Why Christmas Isn’t the Same Without Children

by Dan Bouchelle

This Christmas, we have a baby in our house once again. That means for the next several years, Christmas will be an especially fun time for our family. We haven’t had small children in our home for quite a few years and that absence has made Christmas feel somewhat incomplete.

It’s not that we haven’t enjoyed our Christmases as our older two have begun to grow up. But once the children learn the truth about Ol’ Saint Nick and move into late childhood and adolescence, Christmas looses some of its mystery and magic.

I’m not exactly sure when Christmas lost its spell for me—somewhere around age twelve, I think. While I enjoyed Christmas the following years, I didn’t recapture that special feeling of childhood excitement until Amy and I had children of our own. Then as they grew, Christmas again began to diminish.

Adults struggle to feel the wonder and awe. We become jaded. We’ve done the routine many times. Presents don’t excite us like they did. Decorations you pull out of the attic year after year (with what seems like increasing rapidity) don’t have the same ability to create a mood. We no longer count the days to Christmas; we count shopping days (which is quite a different thing).

For adults to get in the spirit of Christmas, it takes the presence of a child. We experience the wonder and mystery through the eyes of our children or grandchildren, nieces or nephews. As we see the newness and the splendor of the holiday in their eyes, we again vicariously share in the feeling we remember from our own childhood.

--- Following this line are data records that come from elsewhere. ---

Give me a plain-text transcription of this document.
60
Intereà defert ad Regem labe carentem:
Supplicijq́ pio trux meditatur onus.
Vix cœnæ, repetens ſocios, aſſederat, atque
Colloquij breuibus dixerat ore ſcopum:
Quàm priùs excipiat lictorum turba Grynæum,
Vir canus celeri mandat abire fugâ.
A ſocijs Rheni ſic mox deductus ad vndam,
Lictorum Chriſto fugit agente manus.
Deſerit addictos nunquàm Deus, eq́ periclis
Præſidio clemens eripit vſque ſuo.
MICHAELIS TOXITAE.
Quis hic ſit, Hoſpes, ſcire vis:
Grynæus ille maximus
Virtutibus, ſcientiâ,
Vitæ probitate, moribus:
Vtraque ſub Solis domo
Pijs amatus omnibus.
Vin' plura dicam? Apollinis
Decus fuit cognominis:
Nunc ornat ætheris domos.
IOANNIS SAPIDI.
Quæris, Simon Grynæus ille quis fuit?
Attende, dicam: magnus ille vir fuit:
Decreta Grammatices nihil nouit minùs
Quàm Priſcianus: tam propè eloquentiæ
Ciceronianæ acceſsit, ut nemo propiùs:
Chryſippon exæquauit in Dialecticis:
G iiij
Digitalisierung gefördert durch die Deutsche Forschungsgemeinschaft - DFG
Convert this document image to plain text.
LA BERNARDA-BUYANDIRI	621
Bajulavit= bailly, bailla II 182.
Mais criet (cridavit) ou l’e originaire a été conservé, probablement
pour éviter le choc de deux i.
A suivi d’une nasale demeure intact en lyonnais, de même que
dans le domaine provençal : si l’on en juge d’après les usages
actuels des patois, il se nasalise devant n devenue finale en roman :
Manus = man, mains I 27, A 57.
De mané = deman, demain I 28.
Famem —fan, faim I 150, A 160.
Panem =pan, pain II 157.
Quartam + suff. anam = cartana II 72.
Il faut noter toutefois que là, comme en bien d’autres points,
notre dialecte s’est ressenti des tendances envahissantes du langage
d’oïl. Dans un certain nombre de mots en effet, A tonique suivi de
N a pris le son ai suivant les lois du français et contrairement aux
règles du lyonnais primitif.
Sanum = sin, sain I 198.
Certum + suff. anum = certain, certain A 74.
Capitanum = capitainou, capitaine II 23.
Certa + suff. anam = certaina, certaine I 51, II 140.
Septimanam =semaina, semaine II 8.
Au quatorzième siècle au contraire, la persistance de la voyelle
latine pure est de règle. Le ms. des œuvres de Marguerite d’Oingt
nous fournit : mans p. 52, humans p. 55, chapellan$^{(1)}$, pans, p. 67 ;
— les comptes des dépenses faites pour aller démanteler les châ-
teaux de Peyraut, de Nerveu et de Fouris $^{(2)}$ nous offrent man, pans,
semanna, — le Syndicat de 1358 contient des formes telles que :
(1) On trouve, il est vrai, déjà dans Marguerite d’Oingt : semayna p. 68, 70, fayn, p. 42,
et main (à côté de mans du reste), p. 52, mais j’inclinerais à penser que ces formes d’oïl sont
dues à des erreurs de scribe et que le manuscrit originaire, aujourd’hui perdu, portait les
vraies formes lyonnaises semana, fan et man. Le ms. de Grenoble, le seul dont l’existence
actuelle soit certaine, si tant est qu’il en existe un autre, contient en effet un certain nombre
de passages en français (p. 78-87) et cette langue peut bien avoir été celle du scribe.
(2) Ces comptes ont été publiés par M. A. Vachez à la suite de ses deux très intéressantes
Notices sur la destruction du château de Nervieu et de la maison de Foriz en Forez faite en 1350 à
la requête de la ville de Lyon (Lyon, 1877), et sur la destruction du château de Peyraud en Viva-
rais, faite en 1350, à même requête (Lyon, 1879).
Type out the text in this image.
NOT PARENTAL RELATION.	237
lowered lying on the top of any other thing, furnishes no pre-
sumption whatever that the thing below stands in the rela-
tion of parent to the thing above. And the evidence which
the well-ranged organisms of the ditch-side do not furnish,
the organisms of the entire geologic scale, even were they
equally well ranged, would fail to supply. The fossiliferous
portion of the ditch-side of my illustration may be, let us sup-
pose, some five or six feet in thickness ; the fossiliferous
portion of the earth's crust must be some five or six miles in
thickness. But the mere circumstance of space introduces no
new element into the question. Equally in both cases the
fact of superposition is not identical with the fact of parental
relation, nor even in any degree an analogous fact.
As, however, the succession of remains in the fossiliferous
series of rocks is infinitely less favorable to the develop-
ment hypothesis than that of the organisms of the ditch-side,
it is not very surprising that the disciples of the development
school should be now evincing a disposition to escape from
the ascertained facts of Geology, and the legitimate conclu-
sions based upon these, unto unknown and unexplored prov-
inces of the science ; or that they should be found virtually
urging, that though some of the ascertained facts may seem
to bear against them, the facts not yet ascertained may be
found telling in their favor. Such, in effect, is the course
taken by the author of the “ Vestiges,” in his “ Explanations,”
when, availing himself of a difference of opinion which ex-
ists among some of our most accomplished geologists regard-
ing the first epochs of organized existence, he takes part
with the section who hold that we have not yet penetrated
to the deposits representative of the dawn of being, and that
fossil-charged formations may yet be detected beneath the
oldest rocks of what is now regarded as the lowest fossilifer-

To me it makes perfect sense that Christmas needs a child to be complete. Christmas is, after all, about a child. It is about welcoming a mysterious child into our world— God’s gift to us. In return, we give gifts to the child and each other as grace becomes the order of the day. Christmas is a taste   of the surprise of delight Christ brings to our drab and monotonous fallen world. In Christ’s presence, every moment is like Christmas to a child.

So this Christmas, try to experience the delight of the season through the eyes of a child and remember why we have Christmas. Remember, the same wonder will be ours in overflowing abundance at every moment when Christ comes for a second time— not as a child, but for those who have become child-like so they may enter the Kingdom of heaven.